На дочери было платьице кричащего розового цвета, напоминающее наряд куклы Пэко-тян, символ большой сети кондитерских, где продают европейские сласти, на голове того же розового цвета огромный бант. Говорят, что, принарядив ее, мужчина расхаживал с ней повсюду, называя своей дочкой.
— Касуми! — бросилась я к дочери и прижала ее к себе; она, вздрогнув, посмотрела на меня. — Прости меня, доченька! Испугалась, наверное.
— Не-а, — покачала головой Касуми, лицо у нее было напряжено.
— Не испугалась? — изумился муж; Касуми утвердительно кивнула.
— Что это за дрянь! — Я сорвала с ее головы бант, и она, видимо наконец расслабившись, стала как-то обмякать, почти теряя сознание.
Я бросила бант на пол и стала топтать его. Касуми с отсутствующим видом наблюдала за мной. Мы переодели ее в одежду, которую привезли с собой. Касуми наконец дала волю эмоциям: из глаз ее хлынули слезы.
— Зачем ты пошла с дядей?
От неожиданности Касуми стала икать. Ну что можно было спрашивать с пятилетнего ребенка? Я поспешила взять свои слова обратно.

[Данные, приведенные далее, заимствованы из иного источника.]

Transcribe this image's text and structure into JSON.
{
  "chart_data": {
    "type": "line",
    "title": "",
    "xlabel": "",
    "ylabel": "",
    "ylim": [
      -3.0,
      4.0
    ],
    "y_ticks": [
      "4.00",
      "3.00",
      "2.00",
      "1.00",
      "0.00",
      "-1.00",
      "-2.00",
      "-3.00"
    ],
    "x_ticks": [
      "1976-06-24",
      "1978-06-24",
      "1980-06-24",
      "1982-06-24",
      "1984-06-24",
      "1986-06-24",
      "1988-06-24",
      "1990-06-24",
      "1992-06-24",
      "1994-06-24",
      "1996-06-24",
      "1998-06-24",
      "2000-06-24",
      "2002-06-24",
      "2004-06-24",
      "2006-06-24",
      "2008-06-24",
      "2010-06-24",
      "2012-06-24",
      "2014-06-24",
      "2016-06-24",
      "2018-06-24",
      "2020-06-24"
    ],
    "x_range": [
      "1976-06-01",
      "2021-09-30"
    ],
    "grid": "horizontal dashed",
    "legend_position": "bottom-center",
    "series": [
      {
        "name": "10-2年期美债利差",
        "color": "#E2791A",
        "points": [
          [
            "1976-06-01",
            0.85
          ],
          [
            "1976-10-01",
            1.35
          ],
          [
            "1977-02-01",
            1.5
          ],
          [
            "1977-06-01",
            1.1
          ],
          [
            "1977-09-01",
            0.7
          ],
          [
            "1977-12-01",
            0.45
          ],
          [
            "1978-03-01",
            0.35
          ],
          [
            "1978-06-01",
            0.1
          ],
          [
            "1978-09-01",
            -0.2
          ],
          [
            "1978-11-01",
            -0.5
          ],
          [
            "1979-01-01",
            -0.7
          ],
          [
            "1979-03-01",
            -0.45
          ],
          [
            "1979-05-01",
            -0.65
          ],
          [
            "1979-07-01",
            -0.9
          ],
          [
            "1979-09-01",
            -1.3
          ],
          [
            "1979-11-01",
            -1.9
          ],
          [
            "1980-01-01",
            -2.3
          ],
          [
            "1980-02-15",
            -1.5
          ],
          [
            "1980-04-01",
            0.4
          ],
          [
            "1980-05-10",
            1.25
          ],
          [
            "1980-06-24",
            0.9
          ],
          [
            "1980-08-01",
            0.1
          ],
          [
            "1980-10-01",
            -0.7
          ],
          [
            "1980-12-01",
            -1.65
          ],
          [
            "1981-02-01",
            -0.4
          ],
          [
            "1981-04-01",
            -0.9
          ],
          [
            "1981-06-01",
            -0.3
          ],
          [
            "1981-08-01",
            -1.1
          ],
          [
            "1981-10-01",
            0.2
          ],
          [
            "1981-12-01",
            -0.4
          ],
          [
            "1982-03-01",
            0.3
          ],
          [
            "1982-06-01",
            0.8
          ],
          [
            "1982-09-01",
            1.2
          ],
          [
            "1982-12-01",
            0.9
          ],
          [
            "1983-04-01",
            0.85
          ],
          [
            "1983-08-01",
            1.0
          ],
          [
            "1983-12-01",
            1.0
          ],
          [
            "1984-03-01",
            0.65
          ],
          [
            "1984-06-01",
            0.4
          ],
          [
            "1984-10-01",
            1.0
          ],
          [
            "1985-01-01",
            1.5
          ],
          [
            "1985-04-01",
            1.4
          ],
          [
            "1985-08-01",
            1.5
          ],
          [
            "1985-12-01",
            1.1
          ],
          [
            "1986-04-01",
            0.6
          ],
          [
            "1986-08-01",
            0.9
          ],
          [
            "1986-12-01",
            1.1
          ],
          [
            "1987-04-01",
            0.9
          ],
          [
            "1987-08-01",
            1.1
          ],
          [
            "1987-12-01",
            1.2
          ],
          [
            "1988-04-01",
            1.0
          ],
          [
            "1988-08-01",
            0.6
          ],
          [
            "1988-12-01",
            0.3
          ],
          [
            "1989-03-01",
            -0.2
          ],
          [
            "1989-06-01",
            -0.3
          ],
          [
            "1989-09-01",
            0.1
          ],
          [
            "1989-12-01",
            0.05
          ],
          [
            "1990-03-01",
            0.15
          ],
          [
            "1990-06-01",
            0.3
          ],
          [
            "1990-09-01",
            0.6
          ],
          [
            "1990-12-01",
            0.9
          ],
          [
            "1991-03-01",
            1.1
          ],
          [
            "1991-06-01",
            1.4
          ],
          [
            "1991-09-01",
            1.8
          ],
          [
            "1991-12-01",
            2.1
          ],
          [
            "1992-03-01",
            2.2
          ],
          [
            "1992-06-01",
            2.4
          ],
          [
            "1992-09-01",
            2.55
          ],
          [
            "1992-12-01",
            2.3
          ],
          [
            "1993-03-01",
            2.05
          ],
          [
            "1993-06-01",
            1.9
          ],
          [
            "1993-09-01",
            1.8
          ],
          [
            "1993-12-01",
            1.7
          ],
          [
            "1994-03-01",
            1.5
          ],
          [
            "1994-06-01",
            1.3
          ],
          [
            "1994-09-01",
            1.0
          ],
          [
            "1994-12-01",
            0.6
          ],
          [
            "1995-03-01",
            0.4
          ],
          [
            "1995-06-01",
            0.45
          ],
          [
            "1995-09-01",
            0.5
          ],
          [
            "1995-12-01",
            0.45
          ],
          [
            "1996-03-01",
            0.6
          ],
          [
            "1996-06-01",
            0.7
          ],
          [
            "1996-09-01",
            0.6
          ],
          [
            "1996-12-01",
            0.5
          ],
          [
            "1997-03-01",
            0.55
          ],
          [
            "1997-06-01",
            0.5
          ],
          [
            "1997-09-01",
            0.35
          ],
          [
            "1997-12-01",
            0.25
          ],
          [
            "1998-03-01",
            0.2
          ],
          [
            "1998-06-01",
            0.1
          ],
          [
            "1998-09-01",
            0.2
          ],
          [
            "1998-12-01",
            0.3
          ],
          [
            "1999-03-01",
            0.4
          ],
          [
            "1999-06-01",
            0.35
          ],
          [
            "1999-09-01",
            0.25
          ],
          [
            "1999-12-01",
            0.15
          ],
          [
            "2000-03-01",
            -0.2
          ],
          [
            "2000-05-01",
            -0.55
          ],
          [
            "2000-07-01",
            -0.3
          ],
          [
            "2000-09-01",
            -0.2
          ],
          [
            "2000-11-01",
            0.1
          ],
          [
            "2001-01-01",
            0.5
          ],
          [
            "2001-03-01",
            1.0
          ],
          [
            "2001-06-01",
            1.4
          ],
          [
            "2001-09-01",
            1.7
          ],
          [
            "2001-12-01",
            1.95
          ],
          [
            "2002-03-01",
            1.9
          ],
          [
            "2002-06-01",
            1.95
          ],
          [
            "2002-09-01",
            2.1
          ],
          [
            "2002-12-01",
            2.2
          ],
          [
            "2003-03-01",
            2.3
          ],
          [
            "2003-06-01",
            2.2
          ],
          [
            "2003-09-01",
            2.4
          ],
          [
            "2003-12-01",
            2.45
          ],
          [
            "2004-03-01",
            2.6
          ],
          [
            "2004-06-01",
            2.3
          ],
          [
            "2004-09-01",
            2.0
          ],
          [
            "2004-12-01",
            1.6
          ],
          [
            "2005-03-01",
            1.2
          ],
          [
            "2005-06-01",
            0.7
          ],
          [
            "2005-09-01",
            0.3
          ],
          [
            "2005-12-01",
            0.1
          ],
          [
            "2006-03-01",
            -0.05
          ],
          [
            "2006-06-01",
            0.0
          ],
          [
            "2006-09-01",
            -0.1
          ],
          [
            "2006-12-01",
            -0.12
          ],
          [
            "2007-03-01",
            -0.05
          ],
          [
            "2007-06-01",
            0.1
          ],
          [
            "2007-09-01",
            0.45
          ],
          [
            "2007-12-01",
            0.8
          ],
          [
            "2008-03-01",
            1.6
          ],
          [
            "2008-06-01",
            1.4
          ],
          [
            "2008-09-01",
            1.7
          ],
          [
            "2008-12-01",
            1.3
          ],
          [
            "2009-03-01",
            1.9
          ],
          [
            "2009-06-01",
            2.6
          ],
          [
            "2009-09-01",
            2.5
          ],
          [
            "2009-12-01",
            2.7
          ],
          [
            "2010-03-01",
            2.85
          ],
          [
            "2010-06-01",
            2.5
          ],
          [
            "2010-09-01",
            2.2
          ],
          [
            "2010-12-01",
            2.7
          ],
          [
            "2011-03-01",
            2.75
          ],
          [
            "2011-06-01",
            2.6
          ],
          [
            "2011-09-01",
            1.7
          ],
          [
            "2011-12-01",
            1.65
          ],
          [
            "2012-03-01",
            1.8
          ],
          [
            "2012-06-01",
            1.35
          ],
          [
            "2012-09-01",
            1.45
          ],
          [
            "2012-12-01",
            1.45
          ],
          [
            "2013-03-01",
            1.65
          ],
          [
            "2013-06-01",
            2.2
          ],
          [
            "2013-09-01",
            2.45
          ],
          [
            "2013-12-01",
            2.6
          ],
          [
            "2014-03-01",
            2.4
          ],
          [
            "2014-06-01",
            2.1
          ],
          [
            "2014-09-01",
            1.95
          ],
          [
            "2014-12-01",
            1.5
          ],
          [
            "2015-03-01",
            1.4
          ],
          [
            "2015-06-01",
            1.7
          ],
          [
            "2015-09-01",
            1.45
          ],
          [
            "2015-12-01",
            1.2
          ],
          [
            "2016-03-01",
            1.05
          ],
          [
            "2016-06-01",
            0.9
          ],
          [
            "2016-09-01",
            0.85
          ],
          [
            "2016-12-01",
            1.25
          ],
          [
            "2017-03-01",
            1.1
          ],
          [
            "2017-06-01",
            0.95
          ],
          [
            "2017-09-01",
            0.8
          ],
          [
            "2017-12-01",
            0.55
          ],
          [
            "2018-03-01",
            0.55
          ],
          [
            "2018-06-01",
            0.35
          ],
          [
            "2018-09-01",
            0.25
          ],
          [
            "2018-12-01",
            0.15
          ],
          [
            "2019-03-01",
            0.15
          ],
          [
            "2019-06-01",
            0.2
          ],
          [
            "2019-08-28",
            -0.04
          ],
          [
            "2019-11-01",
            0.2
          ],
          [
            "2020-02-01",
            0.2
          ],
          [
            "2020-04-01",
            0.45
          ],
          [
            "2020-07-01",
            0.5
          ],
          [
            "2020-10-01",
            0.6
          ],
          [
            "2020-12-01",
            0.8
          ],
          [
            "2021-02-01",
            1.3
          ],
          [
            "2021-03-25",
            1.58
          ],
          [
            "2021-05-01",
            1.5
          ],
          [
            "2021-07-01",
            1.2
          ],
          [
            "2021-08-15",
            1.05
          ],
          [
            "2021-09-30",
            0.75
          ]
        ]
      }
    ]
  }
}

— Ладно, не будем об этом. Извини. Мама сама виновата, была занята, не усмотрела.
Касуми категорически отвергла и этот вариант.
— Не так все было. Это дядя спросил, не хочу ли я прокатиться на автобусе.
— Можно подумать, что поездка на автобусе для тебя такая редкость! — вставил муж. — Постоянно же ездишь.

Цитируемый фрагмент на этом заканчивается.